I used to wish on stars. When I was a little kid, on warm, clear summer nights, my mom and I would lie in the cool grass of the backyard and watch for falling stars. Whenever I saw one I would shout in excitement, pointing and reaching toward the streaking light, as though I would catch it in my hand.

"Make a wish," she said. Like always, I closed my eyes and crossed my fingers. Sometimes I wished for things, like a new videogame or a puppy. But mostly I wished that my dad would come back, that I could meet him, and that he'd like me. I never told Mom my wishes, and she never asked.

After wishing, she said to me, "Do you know what falling stars really are?" I lifted my head and looked at her. What did she mean? I thought they were just stars that were somehow shaken loose from the sky. I shook my head.

"Every time a baby is about to be born, a brand new little soul is called down from heaven. That's what that little light is you see shooting across the sky. It's a new person being made."
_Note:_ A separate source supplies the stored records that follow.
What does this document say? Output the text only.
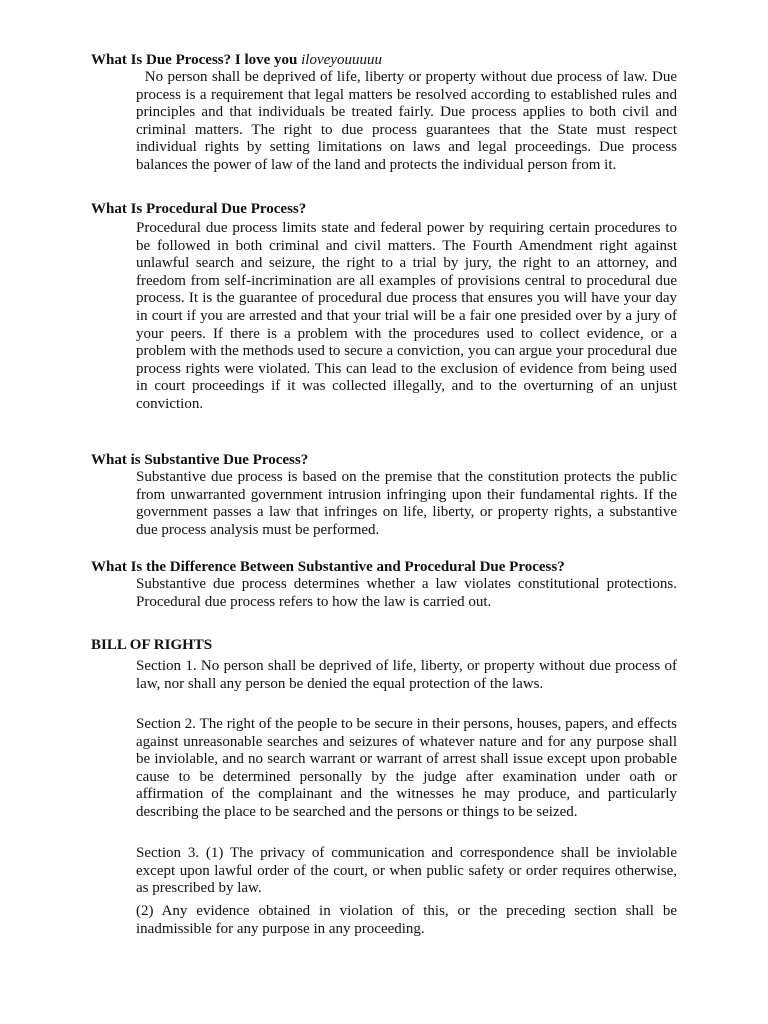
What Is Due Process? I love you iloveyouuuuu

No person shall be deprived of life, liberty or property without due process of law. Due process is a requirement that legal matters be resolved according to established rules and principles and that individuals be treated fairly. Due process applies to both civil and criminal matters. The right to due process guarantees that the State must respect individual rights by setting limitations on laws and legal proceedings. Due process balances the power of law of the land and protects the individual person from it.

What Is Procedural Due Process?

Procedural due process limits state and federal power by requiring certain procedures to be followed in both criminal and civil matters. The Fourth Amendment right against unlawful search and seizure, the right to a trial by jury, the right to an attorney, and freedom from self-incrimination are all examples of provisions central to procedural due process. It is the guarantee of procedural due process that ensures you will have your day in court if you are arrested and that your trial will be a fair one presided over by a jury of your peers. If there is a problem with the procedures used to collect evidence, or a problem with the methods used to secure a conviction, you can argue your procedural due process rights were violated. This can lead to the exclusion of evidence from being used in court proceedings if it was collected illegally, and to the overturning of an unjust conviction.

What is Substantive Due Process?

Substantive due process is based on the premise that the constitution protects the public from unwarranted government intrusion infringing upon their fundamental rights. If the government passes a law that infringes on life, liberty, or property rights, a substantive due process analysis must be performed.

What Is the Difference Between Substantive and Procedural Due Process?

Substantive due process determines whether a law violates constitutional protections. Procedural due process refers to how the law is carried out.

BILL OF RIGHTS

Section 1. No person shall be deprived of life, liberty, or property without due process of law, nor shall any person be denied the equal protection of the laws.

Section 2. The right of the people to be secure in their persons, houses, papers, and effects against unreasonable searches and seizures of whatever nature and for any purpose shall be inviolable, and no search warrant or warrant of arrest shall issue except upon probable cause to be determined personally by the judge after examination under oath or affirmation of the complainant and the witnesses he may produce, and particularly describing the place to be searched and the persons or things to be seized.

Section 3. (1) The privacy of communication and correspondence shall be inviolable except upon lawful order of the court, or when public safety or order requires otherwise, as prescribed by law.

(2) Any evidence obtained in violation of this, or the preceding section shall be inadmissible for any purpose in any proceeding.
"Is that why we wish on them?"

"Yes," she said. I could hear her smiling. "What can be luckier to wish on than a new life?" I fell back and stared at that expansive blackness with new eyes.

Later on, in school, I would learn the truth about falling stars. They aren't even stars at all. They're just pieces of inert rock traveling through space. And that light we see? That brightness that we call beautiful, and pin our hopes and dreams on? It's just meteors burning up in the atmosphere. It's not new life, just destruction. An end, not a beginning. I thought of all those wishes I sent out into the universe, believing that someone out there was listening.

I don't wish on stars anymore.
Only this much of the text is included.